La conférence mondiale sur les télécoms finit sur un désaccord
La mise à jour du règlement des télécoms internationales n'a pas été votée par 55 pays. La France a refusé de signer un texte ambigu qui laisse la porte ouverte à un contrôle d'internet par les Etats. Les Etats Unis sont dans le même cas mais pour leurs propres raisons.
Fleur Pellerin, Ministre de l'économie numérique, l'a confirmé vendredi 14 décembre: la France refuse de signer le texte adopté par la Conférence mondiale sur les télécoms qui s'est tenue à Dubaï du 3 au 14 décembre, organisée par l'UIT (Union Internationale des télécommunications), une organisation qui dépend de l'ONU.
C'est le cas également de la plupart des partenaires européens de la France (Allemagne, Autriche, Andorre, Belgique, Espagne, Estonie, Hongrie, Grèce, Irlande, Italie, Liechtenstein, Lettonie, Luxembourg, Malte, Norvège, Pays bas, Pologne, Portugal, Slovaquie, république tchèque, Suède, Suisse), de la Grande Bretagne, des Etats Unis ou du Japon. La moitié des pays membres seulement ont signé (89 pays sur 193). 55 pays ont refusé.
La ministre n'a pas pu se rallier au texte car elle estime que certaines dispositions du nouveau traité sont susceptibles d'être interprétées comme une remise en cause « des principes fondant notre position et celle des pays européens ».
Le texte soulève des inquiétudes
Pour Fleur Pellerin, « Internet est un bien commun, qui doit rester libre et ouvert. Nous ne pouvions pas signer un texte qui soulevait de telles inquiétudes auprès des organisations non-gouvernementales et des acteurs du numérique. »

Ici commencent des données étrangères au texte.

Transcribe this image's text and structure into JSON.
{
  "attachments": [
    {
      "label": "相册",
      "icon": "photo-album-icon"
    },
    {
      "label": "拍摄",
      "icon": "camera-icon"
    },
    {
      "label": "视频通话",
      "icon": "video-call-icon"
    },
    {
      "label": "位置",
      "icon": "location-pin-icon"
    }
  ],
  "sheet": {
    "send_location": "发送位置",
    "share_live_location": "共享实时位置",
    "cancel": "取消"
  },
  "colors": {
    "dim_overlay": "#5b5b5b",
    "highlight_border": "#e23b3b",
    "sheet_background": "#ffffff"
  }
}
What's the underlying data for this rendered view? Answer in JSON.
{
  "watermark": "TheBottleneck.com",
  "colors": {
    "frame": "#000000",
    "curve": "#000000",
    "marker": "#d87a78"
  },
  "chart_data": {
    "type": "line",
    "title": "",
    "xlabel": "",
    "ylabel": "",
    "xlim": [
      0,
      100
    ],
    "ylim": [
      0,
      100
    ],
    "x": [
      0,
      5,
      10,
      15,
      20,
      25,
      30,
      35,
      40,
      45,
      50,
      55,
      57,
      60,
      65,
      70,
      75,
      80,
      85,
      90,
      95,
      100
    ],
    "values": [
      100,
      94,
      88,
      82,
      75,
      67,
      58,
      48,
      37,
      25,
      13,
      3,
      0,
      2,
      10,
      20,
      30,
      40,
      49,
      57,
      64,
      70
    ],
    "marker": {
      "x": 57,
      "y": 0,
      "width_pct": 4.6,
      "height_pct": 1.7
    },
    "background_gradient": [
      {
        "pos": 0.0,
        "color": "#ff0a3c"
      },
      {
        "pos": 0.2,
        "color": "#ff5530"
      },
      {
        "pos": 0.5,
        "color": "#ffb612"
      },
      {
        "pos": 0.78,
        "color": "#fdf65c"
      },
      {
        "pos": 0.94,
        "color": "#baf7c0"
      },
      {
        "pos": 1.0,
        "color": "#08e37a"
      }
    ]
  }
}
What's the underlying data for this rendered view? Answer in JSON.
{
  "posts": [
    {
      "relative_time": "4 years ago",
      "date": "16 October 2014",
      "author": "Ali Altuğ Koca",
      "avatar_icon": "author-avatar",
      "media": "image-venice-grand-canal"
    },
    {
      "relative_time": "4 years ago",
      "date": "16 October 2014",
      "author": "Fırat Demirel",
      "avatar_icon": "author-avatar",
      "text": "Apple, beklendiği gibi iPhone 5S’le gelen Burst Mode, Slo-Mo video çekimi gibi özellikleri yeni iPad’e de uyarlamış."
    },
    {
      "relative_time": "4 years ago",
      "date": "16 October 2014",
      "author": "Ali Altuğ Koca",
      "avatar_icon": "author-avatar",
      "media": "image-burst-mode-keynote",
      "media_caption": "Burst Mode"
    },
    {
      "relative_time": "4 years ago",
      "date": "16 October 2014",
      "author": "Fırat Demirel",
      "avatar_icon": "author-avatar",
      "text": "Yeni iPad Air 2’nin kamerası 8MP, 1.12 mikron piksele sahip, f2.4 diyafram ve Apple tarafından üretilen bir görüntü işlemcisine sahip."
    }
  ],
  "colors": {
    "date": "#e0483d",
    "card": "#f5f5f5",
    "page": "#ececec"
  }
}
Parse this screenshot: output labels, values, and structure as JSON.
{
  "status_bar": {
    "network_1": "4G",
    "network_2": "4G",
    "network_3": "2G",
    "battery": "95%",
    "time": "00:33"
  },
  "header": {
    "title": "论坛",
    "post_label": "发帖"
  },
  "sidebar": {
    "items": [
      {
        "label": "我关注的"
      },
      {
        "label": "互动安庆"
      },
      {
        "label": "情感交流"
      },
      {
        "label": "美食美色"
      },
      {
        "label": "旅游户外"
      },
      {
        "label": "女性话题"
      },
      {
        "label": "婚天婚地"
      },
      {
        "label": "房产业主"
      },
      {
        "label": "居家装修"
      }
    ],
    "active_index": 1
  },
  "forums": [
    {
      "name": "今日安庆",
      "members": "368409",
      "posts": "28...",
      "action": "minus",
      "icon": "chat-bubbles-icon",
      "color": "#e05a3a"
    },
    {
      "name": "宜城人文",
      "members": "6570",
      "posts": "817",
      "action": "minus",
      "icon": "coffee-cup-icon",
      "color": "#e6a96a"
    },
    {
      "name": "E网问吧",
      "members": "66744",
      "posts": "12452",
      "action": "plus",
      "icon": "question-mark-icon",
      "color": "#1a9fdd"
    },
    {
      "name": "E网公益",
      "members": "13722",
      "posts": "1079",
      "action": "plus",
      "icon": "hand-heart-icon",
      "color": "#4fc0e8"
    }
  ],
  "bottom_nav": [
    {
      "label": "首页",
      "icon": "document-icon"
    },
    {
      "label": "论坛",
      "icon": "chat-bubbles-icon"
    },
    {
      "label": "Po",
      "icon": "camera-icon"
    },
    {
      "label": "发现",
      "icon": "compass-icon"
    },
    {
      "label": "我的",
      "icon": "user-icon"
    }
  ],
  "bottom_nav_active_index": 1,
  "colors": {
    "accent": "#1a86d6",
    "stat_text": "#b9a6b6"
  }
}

La Conférence mondiale des télécommunications Internationales (CMTI), organisée par l'Union Internationale des Télécommunications (UIT) à Dubaï, du 3 au 14 décembre 2012, avait pour objet de réviser le règlement des télécommunications internationales (RTI), entré en vigueur en 1988. Ce texte devait être revisité, compte tenu des évolutions technologiques et réglementaires intervenues dans ce secteur.
La France sur la même ligne que les Etats Unis
Photo : conférence de l'IUT à Dubai (Certains droits réservés par itupictures)
La France sur la même ligne que les Etats Unis
Etonnamment, la France est sur la même ligne que les Etats Unis. Terry Kramer le chef de la délégation américaine s'est plaint jeudi 13 décembre que certains pays membres voudraient essayer de réglementer internet ou son contenu par le biais d'une agence de l'ONU.
Il y a eu une controverse suite à la proposition de l'Australie, de la Pologne et d'autres pays de préciser qu'une disposition concernant la sécurité des réseaux était limitée aux seuls aspects techniques. Tout ce qui pouvait être mal interprété comme touchant le contenu soulevait de vives appréhensions durant la conférence.
Plusieurs propositions lors de la conférence, émanant de la Russie, de la Chine et de certains pays arabes avaient proposé un contrôle multinational sur internet, donnant un rôle égal à chacun des membres de l'IUT dans le contrôle d'internet. Une approche qui ne pouvait qu'irriter les Etats Unis. En effet, la majorité du contrôle d'internet est actuellement entre les mains de l'Icann (Internet corporation for Assigned Names and Numbers), qui alloue les noms de domaine et qui est une organisation sous contrat avec le gouvernement américain.
Au final, la résolution destinée à « favoriser un environnement propice à la plus grande croissance d'internet » qui figure après l'annexe du projet de traité, stipule « qu'internet est un élément central de l'infrastructure de l'économie de l'information et reconnaît que tous les gouvernements devraient avoir un rôle égal et la responsabilité de gouvernance internationale, la sécurité et la stabilité d'internet et son développement futur ».
Des mécanismes de censure
Des mécanismes de censure
Les résolutions ne sont pas en principe obligatoires pour les Etats membres. Elles sont décrites comme le mécanisme standard par lequel une conférence charge ses organes subsidiaires tels que le conseil de l'UIT ou les bureaux de l'UIT à prendre un certain type d'action.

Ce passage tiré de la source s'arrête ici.